The film – being called Godzilla: The Japanese Original for this release – will debut April 12th at the 5th TCM Classic Film Festival in Hollywood followed by a national release beginning at New York’s Film Forum, April 18th-24th.
Godzilla was originally released here in 1956 as Godzilla: King of the Monsters, an atrociously cut, dubbed and re-edited version that inserted American actor Raymond Burr into the action; only an hour was used of the original’s 98 minute running time. Burr does not appear in the original, uncut version, which has an all-Japanese cast including Kurosawa regular Takashi Shimura, who the very same year appeared as leader of the Seven Samurai.

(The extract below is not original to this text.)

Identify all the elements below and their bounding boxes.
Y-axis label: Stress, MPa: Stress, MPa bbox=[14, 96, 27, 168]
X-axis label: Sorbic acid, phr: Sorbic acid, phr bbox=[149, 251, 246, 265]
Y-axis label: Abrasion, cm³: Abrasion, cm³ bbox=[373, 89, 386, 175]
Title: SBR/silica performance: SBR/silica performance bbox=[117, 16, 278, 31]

As directed by Ishirô Honda, with special effects by the legendary Eiji Tsuburaya, Godzilla: The Japanese Original is much darker in tone than the dumbed- down U.S. release version, which entirely eliminated the original’s underlying theme:in the Japanese version, the monster is clearly a metaphor for the nuclear menace and the film itself a cry for world peace and disarmament. The American version also cut out all of the original’s astonishing Strangelove-like black humor.
The original Godzilla holds up as one of the greatest science fiction/monster films ever made, boasting still-impressive special effects, as the radiation-breathing prehistoric monster, awakened after millennia by Hydrogen Bomb testing – and impervious to repeated shelling by the Japanese army – wreaks destruction on Tokyo.